Which Usability Engineering Method When?

I stay chronically frustrated that there is so little empiricism driving the choice of which usability engineering method might yield the best bang for the dollar and hour invested. While I am pursuing funding to support more such research, recent relevant publications include:

  • Bias, R., Eisenschenk, T., Butler, S. (2017). Selecting a UX design method: Making small UX data big. User Experience Magazine, 17(4). Retrieved from
  • Bias, R. G., Lewis, C., & Gillan, D. J. (2014.) The tortoise and the (soft)ware: Moore’s Law, Amdahl’s Law, and performance trends for human-machine systems. Journal of Usability Studies, 9, 129-151.
  • Bias, R. G., Kortum, P., Sauro, J., & Gillan, D. (2013). Clothing the naked emperor. interactions, 20(6), November + December, New York: ACM.
  • Bias, R. G., and Hoffman, R. (2013). Where’s the rigor in the field of usability analysis? IEEE Intelligent Systems, 28(6), 66-72.
  • Liu, D., Bias, R. G., Lease, M., & Kuipers, R. (2012). Crowdsourcing for usability testing. Annual meeting of the American Society of Information Science and Technology, Baltimore, October.
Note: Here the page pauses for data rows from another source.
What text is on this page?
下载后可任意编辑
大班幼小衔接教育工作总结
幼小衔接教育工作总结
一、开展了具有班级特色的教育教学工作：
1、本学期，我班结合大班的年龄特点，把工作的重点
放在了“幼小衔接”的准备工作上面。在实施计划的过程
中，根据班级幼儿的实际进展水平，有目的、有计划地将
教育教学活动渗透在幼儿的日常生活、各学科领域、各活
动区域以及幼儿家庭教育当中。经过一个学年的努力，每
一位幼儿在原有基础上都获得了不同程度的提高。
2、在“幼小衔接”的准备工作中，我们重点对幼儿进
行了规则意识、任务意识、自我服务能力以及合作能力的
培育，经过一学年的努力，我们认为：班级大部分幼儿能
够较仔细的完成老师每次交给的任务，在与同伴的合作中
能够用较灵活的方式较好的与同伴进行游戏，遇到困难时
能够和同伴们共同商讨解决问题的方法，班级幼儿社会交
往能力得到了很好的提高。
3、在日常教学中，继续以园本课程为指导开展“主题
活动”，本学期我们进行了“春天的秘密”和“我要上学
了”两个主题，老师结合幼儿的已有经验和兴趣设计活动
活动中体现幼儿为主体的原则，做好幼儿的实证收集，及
Related to this, my colleagues Robert Hoffman (IHMC) and Brian Moon (Perigean Technologies) and I are developing a new UX method, “Concept Mapping Usability Evaluation.” see Bias, R. G., Moon, B. M., & Hoffman, R. R. (2015). Concept Mapping Usability Evaluation: An exploratory study of a new usability inspection method. International Journal of Human-Computer Interaction, 31(9).

fMRI as an Information Studies Tool

We have published the dissertation work of my doctoral student, Hans Huang, wherein he discovered user interface icons to show the same pattern of brain activity as pictures, and not (as we had hypothesized) as Chinese logograms. Huang, S.-C., Bias, R.G., & Schnyer, D. (2015). How are icons processed by the brain? Neuroimaging measures of four types of visual stimuli used in information systems. Journal of the Association of Information Science and Technology, 66(4), 702-720.
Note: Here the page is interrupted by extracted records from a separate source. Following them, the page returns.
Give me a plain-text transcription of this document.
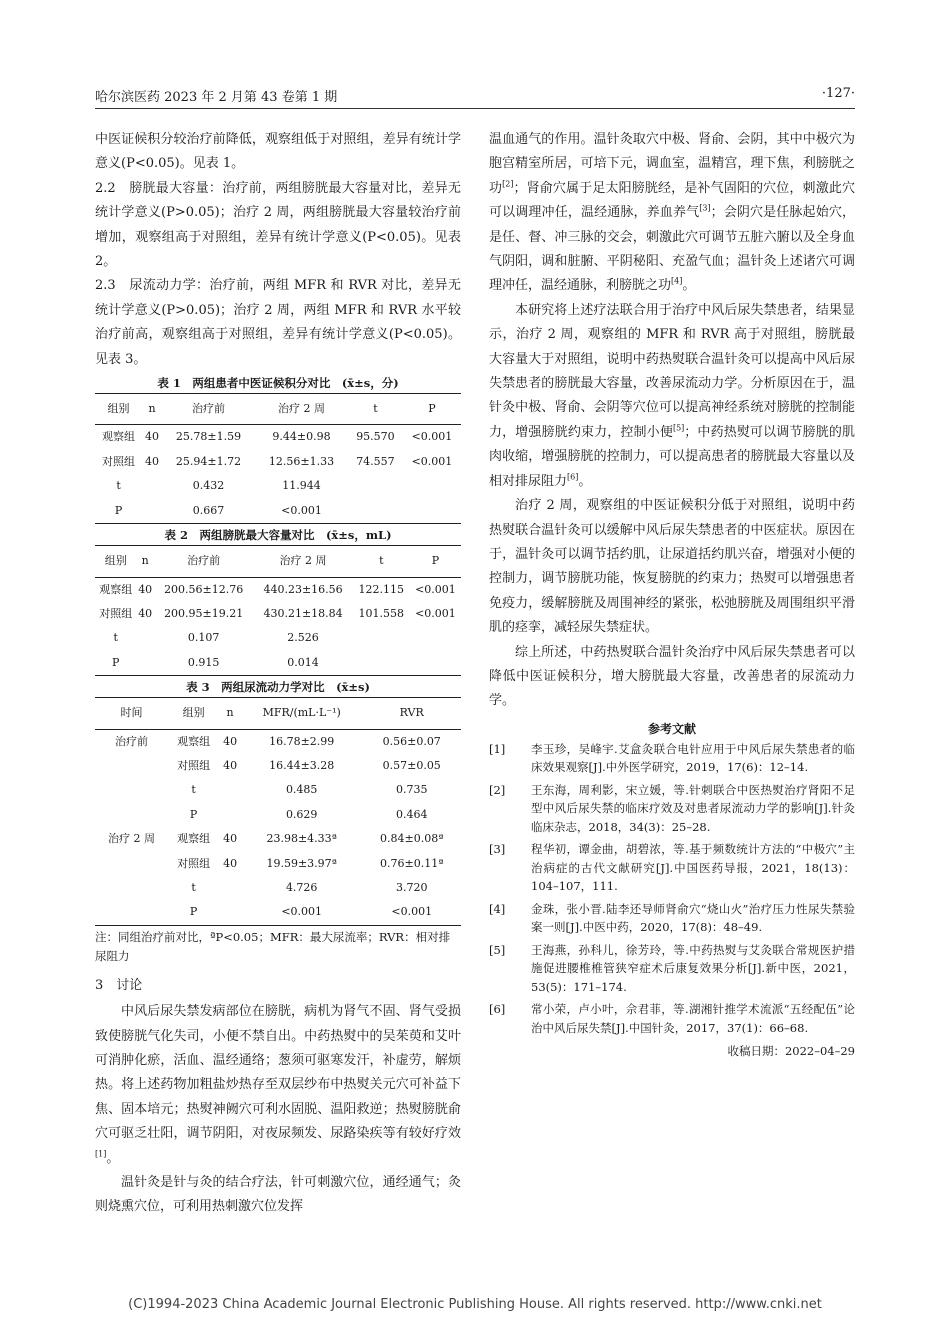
哈尔滨医药 2023 年 2 月第 43 卷第 1 期	·127·

中医证候积分较治疗前降低，观察组低于对照组，差异有统计学意义(P<0.05)。见表 1。

2.2　膀胱最大容量：治疗前，两组膀胱最大容量对比，差异无统计学意义(P>0.05)；治疗 2 周，两组膀胱最大容量较治疗前增加，观察组高于对照组，差异有统计学意义(P<0.05)。见表 2。

2.3　尿流动力学：治疗前，两组 MFR 和 RVR 对比，差异无统计学意义(P>0.05)；治疗 2 周，两组 MFR 和 RVR 水平较治疗前高，观察组高于对照组，差异有统计学意义(P<0.05)。见表 3。

表 1　两组患者中医证候积分对比　(x̄±s，分)
组别	n	治疗前	治疗 2 周	t	P
观察组	40	25.78±1.59	9.44±0.98	95.570	<0.001
对照组	40	25.94±1.72	12.56±1.33	74.557	<0.001
t		0.432	11.944		
P		0.667	<0.001		
表 2　两组膀胱最大容量对比　(x̄±s，mL)
组别	n	治疗前	治疗 2 周	t	P
观察组	40	200.56±12.76	440.23±16.56	122.115	<0.001
对照组	40	200.95±19.21	430.21±18.84	101.558	<0.001
t		0.107	2.526		
P		0.915	0.014		
表 3　两组尿流动力学对比　(x̄±s)
时间	组别	n	MFR/(mL·L⁻¹)	RVR
治疗前	观察组	40	16.78±2.99	0.56±0.07
	对照组	40	16.44±3.28	0.57±0.05
	t		0.485	0.735
	P		0.629	0.464
治疗 2 周	观察组	40	23.98±4.33ª	0.84±0.08ª
	对照组	40	19.59±3.97ª	0.76±0.11ª
	t		4.726	3.720
	P		<0.001	<0.001
注：同组治疗前对比，ªP<0.05；MFR：最大尿流率；RVR：相对排尿阻力

3　讨论

中风后尿失禁发病部位在膀胱，病机为肾气不固、肾气受损致使膀胱气化失司，小便不禁自出。中药热熨中的吴茱萸和艾叶可消肿化瘀，活血、温经通络；葱须可驱寒发汗，补虚劳，解烦热。将上述药物加粗盐炒热存至双层纱布中热熨关元穴可补益下焦、固本培元；热熨神阙穴可利水固脱、温阳救逆；热熨膀胱俞穴可驱乏壮阳，调节阴阳，对夜尿频发、尿路染疾等有较好疗效[1]。

温针灸是针与灸的结合疗法，针可刺激穴位，通经通气；灸则烧熏穴位，可利用热刺激穴位发挥

温血通气的作用。温针灸取穴中极、肾俞、会阴，其中中极穴为胞宫精室所居，可培下元，调血室，温精宫，理下焦，利膀胱之功[2]；肾俞穴属于足太阳膀胱经，是补气固阳的穴位，刺激此穴可以调理冲任，温经通脉，养血养气[3]；会阴穴是任脉起始穴，是任、督、冲三脉的交会，刺激此穴可调节五脏六腑以及全身血气阴阳，调和脏腑、平阴秘阳、充盈气血；温针灸上述诸穴可调理冲任，温经通脉，利膀胱之功[4]。

本研究将上述疗法联合用于治疗中风后尿失禁患者，结果显示，治疗 2 周，观察组的 MFR 和 RVR 高于对照组，膀胱最大容量大于对照组，说明中药热熨联合温针灸可以提高中风后尿失禁患者的膀胱最大容量，改善尿流动力学。分析原因在于，温针灸中极、肾俞、会阴等穴位可以提高神经系统对膀胱的控制能力，增强膀胱约束力，控制小便[5]；中药热熨可以调节膀胱的肌肉收缩，增强膀胱的控制力，可以提高患者的膀胱最大容量以及相对排尿阻力[6]。

治疗 2 周，观察组的中医证候积分低于对照组，说明中药热熨联合温针灸可以缓解中风后尿失禁患者的中医症状。原因在于，温针灸可以调节括约肌，让尿道括约肌兴奋，增强对小便的控制力，调节膀胱功能，恢复膀胱的约束力；热熨可以增强患者免疫力，缓解膀胱及周围神经的紧张，松弛膀胱及周围组织平滑肌的痉挛，减轻尿失禁症状。

综上所述，中药热熨联合温针灸治疗中风后尿失禁患者可以降低中医证候积分，增大膀胱最大容量，改善患者的尿流动力学。

参考文献
[1]	李玉珍，吴峰宇.艾盒灸联合电针应用于中风后尿失禁患者的临床效果观察[J].中外医学研究，2019，17(6)：12–14.
[2]	王东海，周利影，宋立媛，等.针刺联合中医热熨治疗肾阳不足型中风后尿失禁的临床疗效及对患者尿流动力学的影响[J].针灸临床杂志，2018，34(3)：25–28.
[3]	程华初，谭金曲，胡碧浓，等.基于频数统计方法的“中极穴”主治病症的古代文献研究[J].中国医药导报，2021，18(13)：104–107，111.
[4]	金珠，张小晋.陆李还导师肾俞穴“烧山火”治疗压力性尿失禁验案一则[J].中医中药，2020，17(8)：48–49.
[5]	王海燕，孙科儿，徐芳玲，等.中药热熨与艾灸联合常规医护措施促进腰椎椎管狭窄症术后康复效果分析[J].新中医，2021，53(5)：171–174.
[6]	常小荣，卢小叶，佘君菲，等.湖湘针推学术流派“五经配伍”论治中风后尿失禁[J].中国针灸，2017，37(1)：66–68.
收稿日期：2022–04–29
(C)1994-2023 China Academic Journal Electronic Publishing House. All rights reserved. http://www.cnki.net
Applied Usability Research

My students and I have been providing usability engineering support -- including requirements gathering, in-lab and remote usability testing from the Information eXperience Lab, and other applied methods -- for various companies and agencies, including OpenText, MicroEdge, and Emerson Process Management.

Fitts' Law Project

Perhaps the most well-known law in the field of human-computer interaction, Fitts' Law specifies the function for the time it takes to acquire a target (say, click on an icon) based on the size of the target and its distance from the current location of the cursor. With Doug Gillan, immediate-past chair of the Psychology Department of North Carolina State University, we are quantifying the role of cost of an error, within Fitts' Law. That is, Doug and I believe that the more costly an error (and the harder the recovery therefrom), the longer the time to acquire a target (ceteris paribus). See:

  • Bias, R., & Gillan D. (2015). Why widget design is giving us Fitts’: An empirical approach. interactions, 22(6), 66-68. New York: ACM.
  • Gillan, D., Sorge, J., & Bias, R. (2018). Fitting motivation to Fitts’ Law: Effect of a penalty contingency on controlled movement. Annual meeting of the Human Factors and Ergonomics Society, Philadelphia, October. (Nominated for the Computer Systems Technical Group Best Paper Award.)